Oskar Klemm walked slightly bent but no one had ever seen him without a tie. When he wasn’t at work he liked to spend his time at the races and in the various antiquarian bookshops in Dresden, especially Dienemann Succrs. and Bruno Korra’s Paper Boat on Lindwurmring. Should he find a mistake in a manuscript that had already been edited, during the afternoon meeting he would lean over the conference table and look along the row of editors, a sorrowful expression on his face – apart from Madame Eglantine, Meno and Kurz, the Party Secretary, there was also Felizitas Klocke, known as Miss Mimi, an oldish spinster with a liking for hard, action-packed melodramas, samurai swords and Alain Delon as a youthful, angel-faced killer: she grew cacti, wore bobble hats, liked snakes and conspiracy theories, and couldn’t stand the sight of blood. Melanie Mordewein had the desk opposite her; she was known as Frau Adelaide, was in charge of the Romantics and dreamt a lot; she looked so gossamery it was as if she hadn’t been born, but crocheted. After Oskar Klemm – who had seen Hofmannsthal in the old Insel Verlag and in Kippenberg’s, the publisher’s, villa, and
whom Stefan Zweig had shown Goethe memorabilia, whom a misplaced comma, an inadequately checked term, would cause sleepless nights – had nurtured his sorrow in silence for a while, he would whisper, ‘Please … ladies and gentlemen … Please bear in mind … It’s … It’s supposed to be … literature … language, that is. A living being of words … There is a saying that poets are like freebooters, they live from robbery under the open sky. The poet is free. But we are bound … so, please … bear that in mind. The poet is the composer. We are his musicians … We have to play what is in the score. That is how it has to be. Please be correct.’

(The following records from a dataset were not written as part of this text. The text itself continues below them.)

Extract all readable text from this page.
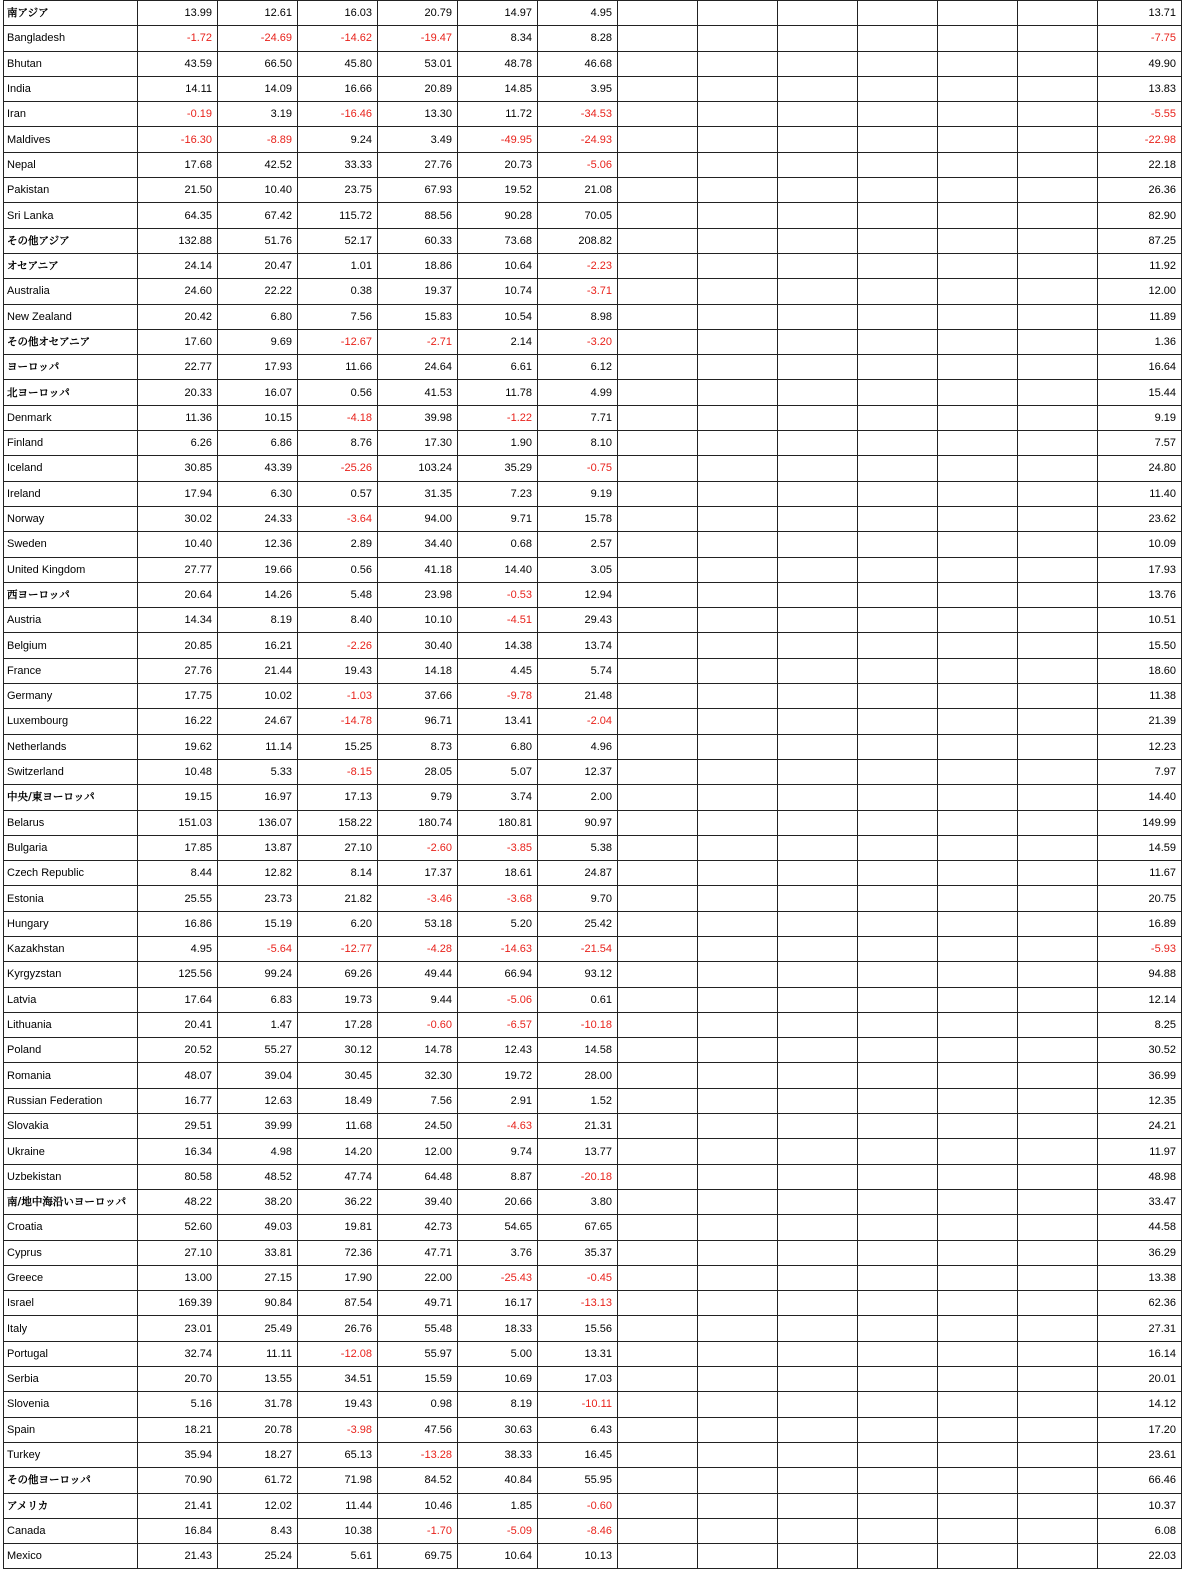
南アジア	13.99	12.61	16.03	20.79	14.97	4.95							13.71
Bangladesh	-1.72	-24.69	-14.62	-19.47	8.34	8.28							-7.75
Bhutan	43.59	66.50	45.80	53.01	48.78	46.68							49.90
India	14.11	14.09	16.66	20.89	14.85	3.95							13.83
Iran	-0.19	3.19	-16.46	13.30	11.72	-34.53							-5.55
Maldives	-16.30	-8.89	9.24	3.49	-49.95	-24.93							-22.98
Nepal	17.68	42.52	33.33	27.76	20.73	-5.06							22.18
Pakistan	21.50	10.40	23.75	67.93	19.52	21.08							26.36
Sri Lanka	64.35	67.42	115.72	88.56	90.28	70.05							82.90
その他アジア	132.88	51.76	52.17	60.33	73.68	208.82							87.25
オセアニア	24.14	20.47	1.01	18.86	10.64	-2.23							11.92
Australia	24.60	22.22	0.38	19.37	10.74	-3.71							12.00
New Zealand	20.42	6.80	7.56	15.83	10.54	8.98							11.89
その他オセアニア	17.60	9.69	-12.67	-2.71	2.14	-3.20							1.36
ヨーロッパ	22.77	17.93	11.66	24.64	6.61	6.12							16.64
北ヨーロッパ	20.33	16.07	0.56	41.53	11.78	4.99							15.44
Denmark	11.36	10.15	-4.18	39.98	-1.22	7.71							9.19
Finland	6.26	6.86	8.76	17.30	1.90	8.10							7.57
Iceland	30.85	43.39	-25.26	103.24	35.29	-0.75							24.80
Ireland	17.94	6.30	0.57	31.35	7.23	9.19							11.40
Norway	30.02	24.33	-3.64	94.00	9.71	15.78							23.62
Sweden	10.40	12.36	2.89	34.40	0.68	2.57							10.09
United Kingdom	27.77	19.66	0.56	41.18	14.40	3.05							17.93
西ヨーロッパ	20.64	14.26	5.48	23.98	-0.53	12.94							13.76
Austria	14.34	8.19	8.40	10.10	-4.51	29.43							10.51
Belgium	20.85	16.21	-2.26	30.40	14.38	13.74							15.50
France	27.76	21.44	19.43	14.18	4.45	5.74							18.60
Germany	17.75	10.02	-1.03	37.66	-9.78	21.48							11.38
Luxembourg	16.22	24.67	-14.78	96.71	13.41	-2.04							21.39
Netherlands	19.62	11.14	15.25	8.73	6.80	4.96							12.23
Switzerland	10.48	5.33	-8.15	28.05	5.07	12.37							7.97
中央/東ヨーロッパ	19.15	16.97	17.13	9.79	3.74	2.00							14.40
Belarus	151.03	136.07	158.22	180.74	180.81	90.97							149.99
Bulgaria	17.85	13.87	27.10	-2.60	-3.85	5.38							14.59
Czech Republic	8.44	12.82	8.14	17.37	18.61	24.87							11.67
Estonia	25.55	23.73	21.82	-3.46	-3.68	9.70							20.75
Hungary	16.86	15.19	6.20	53.18	5.20	25.42							16.89
Kazakhstan	4.95	-5.64	-12.77	-4.28	-14.63	-21.54							-5.93
Kyrgyzstan	125.56	99.24	69.26	49.44	66.94	93.12							94.88
Latvia	17.64	6.83	19.73	9.44	-5.06	0.61							12.14
Lithuania	20.41	1.47	17.28	-0.60	-6.57	-10.18							8.25
Poland	20.52	55.27	30.12	14.78	12.43	14.58							30.52
Romania	48.07	39.04	30.45	32.30	19.72	28.00							36.99
Russian Federation	16.77	12.63	18.49	7.56	2.91	1.52							12.35
Slovakia	29.51	39.99	11.68	24.50	-4.63	21.31							24.21
Ukraine	16.34	4.98	14.20	12.00	9.74	13.77							11.97
Uzbekistan	80.58	48.52	47.74	64.48	8.87	-20.18							48.98
南/地中海沿いヨーロッパ	48.22	38.20	36.22	39.40	20.66	3.80							33.47
Croatia	52.60	49.03	19.81	42.73	54.65	67.65							44.58
Cyprus	27.10	33.81	72.36	47.71	3.76	35.37							36.29
Greece	13.00	27.15	17.90	22.00	-25.43	-0.45							13.38
Israel	169.39	90.84	87.54	49.71	16.17	-13.13							62.36
Italy	23.01	25.49	26.76	55.48	18.33	15.56							27.31
Portugal	32.74	11.11	-12.08	55.97	5.00	13.31							16.14
Serbia	20.70	13.55	34.51	15.59	10.69	17.03							20.01
Slovenia	5.16	31.78	19.43	0.98	8.19	-10.11							14.12
Spain	18.21	20.78	-3.98	47.56	30.63	6.43							17.20
Turkey	35.94	18.27	65.13	-13.28	38.33	16.45							23.61
その他ヨーロッパ	70.90	61.72	71.98	84.52	40.84	55.95							66.46
アメリカ	21.41	12.02	11.44	10.46	1.85	-0.60							10.37
Canada	16.84	8.43	10.38	-1.70	-5.09	-8.46							6.08
Mexico	21.43	25.24	5.61	69.75	10.64	10.13							22.03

After that Kai-Uwe Knapp, the managing clerk, reported on the situation at the printer’s. Because paper was short and the plan’s targets sacred, because printing presses were in short supply and printer’s ink had been short before now, because, in addition to all that, time was short and coordination with Central Office in Berlin difficult, the long and the short of it was that the manuscripts of Editorial Office 7 would be printed when there was a shortage of these shortages. The class standpoint, which was expressed vehemently by Ingo Kurz, an editor and Party Secretary, was no help. Despite that, he did know something about literature. During the reports of Kurz and Knapp, Oskar Klemm sat with his head bowed. He had been through the bombardment of Dresden. He always left his door ajar.